09.07.07, 12:34 PM ET
LONDON (Thomson Financial) - The Canadian dollar fluctuated against its US counterpart, initially gaining after a set of strong Canadian jobs data was followed by very weak US employment figures, but then falling back on fears that a sharp slowdown in the US could impact badly on Canada.
Figures released earlier this afternoon showed the Canadian economy added 23,300 jobs in August, well above the median expectation of 12,000 and leaving the unemployment rate at a 33-year low of 6.0 pct.
By contrast, jobs data out of the US were far worse than expected, showing a drop in payrolls during August of 4,000, the first decline in four years and confounding analysts' forecasts for a gain of 118,000.
Immediately after the US data, the US dollar fell to an 11-day low against the Canadian dollar of 1.0472 before later climbing back above the 1.05 cad level.

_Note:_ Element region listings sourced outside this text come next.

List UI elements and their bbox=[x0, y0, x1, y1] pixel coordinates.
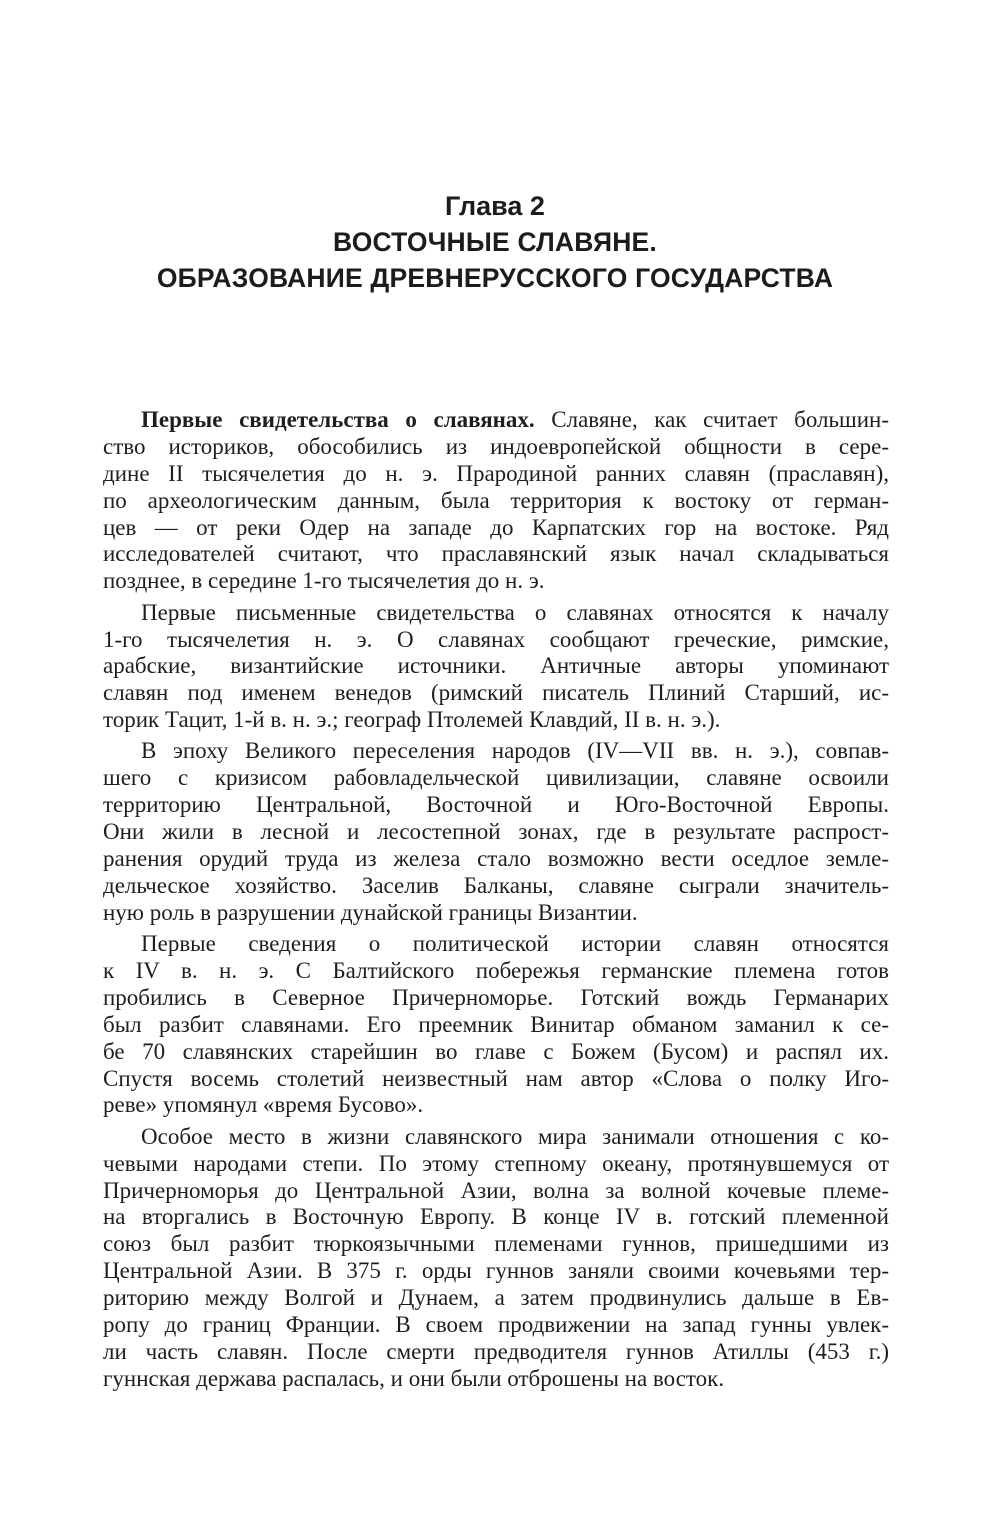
text-line: ропу до границ Франции. В своем продвижении на запад гунны увлек- bbox=[103, 1311, 889, 1337]
text-line: бе 70 славянских старейшин во главе с Божем (Бусом) и распял их. bbox=[103, 1038, 889, 1064]
paragraph-4 bbox=[103, 931, 889, 1119]
text-line: Причерноморья до Центральной Азии, волна за волной кочевые племе- bbox=[103, 1177, 889, 1203]
chapter-body bbox=[103, 407, 889, 1397]
text-line: Первые письменные свидетельства о славянах относятся к началу bbox=[141, 599, 889, 625]
text-line: В эпоху Великого переселения народов (IV—VII вв. н. э.), совпав- bbox=[141, 738, 889, 764]
text-line: территорию Центральной, Восточной и Юго-Восточной Европы. bbox=[103, 792, 889, 818]
text-line: ство историков, обособились из индоевропейской общности в сере- bbox=[103, 433, 889, 459]
text-line: шего с кризисом рабовладельческой цивилизации, славяне освоили bbox=[103, 765, 889, 791]
text-line: торик Тацит, 1-й в. н. э.; географ Птолемей Клавдий, II в. н. э.). bbox=[103, 707, 721, 733]
text-line: ную роль в разрушении дунайской границы Византии. bbox=[103, 899, 638, 925]
text-line: был разбит славянами. Его преемник Винитар обманом заманил к се- bbox=[103, 1011, 889, 1037]
text-fragment: Славяне, как считает большин- bbox=[534, 407, 889, 432]
text-line bbox=[103, 407, 889, 434]
text-line: Особое место в жизни славянского мира занимали отношения с ко- bbox=[141, 1123, 889, 1149]
text-line: союз был разбит тюркоязычными племенами гуннов, пришедшими из bbox=[103, 1231, 889, 1257]
chapter-number: Глава 2 bbox=[445, 191, 545, 221]
text-line: дине II тысячелетия до н. э. Прародиной ранних славян (праславян), bbox=[103, 460, 889, 486]
text-line: Спустя восемь столетий неизвестный нам автор «Слова о полку Иго- bbox=[103, 1065, 889, 1091]
text-line: к IV в. н. э. С Балтийского побережья германские племена готов bbox=[103, 957, 889, 983]
text-line: Центральной Азии. В 375 г. орды гуннов заняли своими кочевьями тер- bbox=[103, 1258, 889, 1284]
text-line: цев — от реки Одер на западе до Карпатских гор на востоке. Ряд bbox=[103, 514, 889, 540]
text-line: позднее, в середине 1-го тысячелетия до н. э. bbox=[103, 568, 545, 594]
text-line: пробились в Северное Причерноморье. Готский вождь Германарих bbox=[103, 984, 889, 1010]
text-line: арабские, византийские источники. Античные авторы упоминают bbox=[103, 653, 889, 679]
text-line: чевыми народами степи. По этому степному океану, протянувшемуся от bbox=[103, 1150, 889, 1176]
text-line: Первые сведения о политической истории славян относятся bbox=[141, 931, 889, 957]
chapter-heading bbox=[100, 188, 890, 296]
paragraph-2 bbox=[103, 600, 889, 734]
text-line: ранения орудий труда из железа стало возможно вести оседлое земле- bbox=[103, 846, 889, 872]
text-line: дельческое хозяйство. Заселив Балканы, славяне сыграли значитель- bbox=[103, 872, 889, 898]
paragraph-1 bbox=[103, 407, 889, 595]
text-line: на вторгались в Восточную Европу. В конце IV в. готский племенной bbox=[103, 1204, 889, 1230]
text-line: ли часть славян. После смерти предводителя гуннов Атиллы (453 г.) bbox=[103, 1338, 889, 1364]
paragraph-5 bbox=[103, 1124, 889, 1393]
text-line: 1-го тысячелетия н. э. О славянах сообщают греческие, римские, bbox=[103, 626, 889, 652]
text-line: по археологическим данным, была территория к востоку от герман- bbox=[103, 487, 889, 513]
paragraph-3 bbox=[103, 738, 889, 926]
text-line: гуннская держава распалась, и они были отброшены на восток. bbox=[103, 1365, 725, 1391]
text-line: реве» упомянул «время Бусово». bbox=[103, 1092, 424, 1118]
text-line: славян под именем венедов (римский писатель Плиний Старший, ис- bbox=[103, 680, 889, 706]
text-line: риторию между Волгой и Дунаем, а затем продвинулись дальше в Ев- bbox=[103, 1285, 889, 1311]
section-lead-title: Первые свидетельства о славянах. bbox=[141, 407, 535, 432]
text-line: Они жили в лесной и лесостепной зонах, где в результате распрост- bbox=[103, 819, 889, 845]
chapter-title-line-2: ОБРАЗОВАНИЕ ДРЕВНЕРУССКОГО ГОСУДАРСТВА bbox=[156, 263, 834, 293]
chapter-title-line-1: ВОСТОЧНЫЕ СЛАВЯНЕ. bbox=[333, 227, 657, 257]
text-line: исследователей считают, что праславянский язык начал складываться bbox=[103, 541, 889, 567]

'Fears that contagion may creep across the border and knock the stuffing out of Canadian growth' caused the US dollar to rebound after the initial falls against the Canadian currency, said Peter Wadkins at Thomson IFR Markets.
'Traders have bought back some of the knee jerk US dollar sales and are moving to flat, trying to figure out what this data means for USD/CAD and global markets in general,' he said.
At 4.09 pm BST, the Canadian dollar was trading at 1.0529 per US dollar.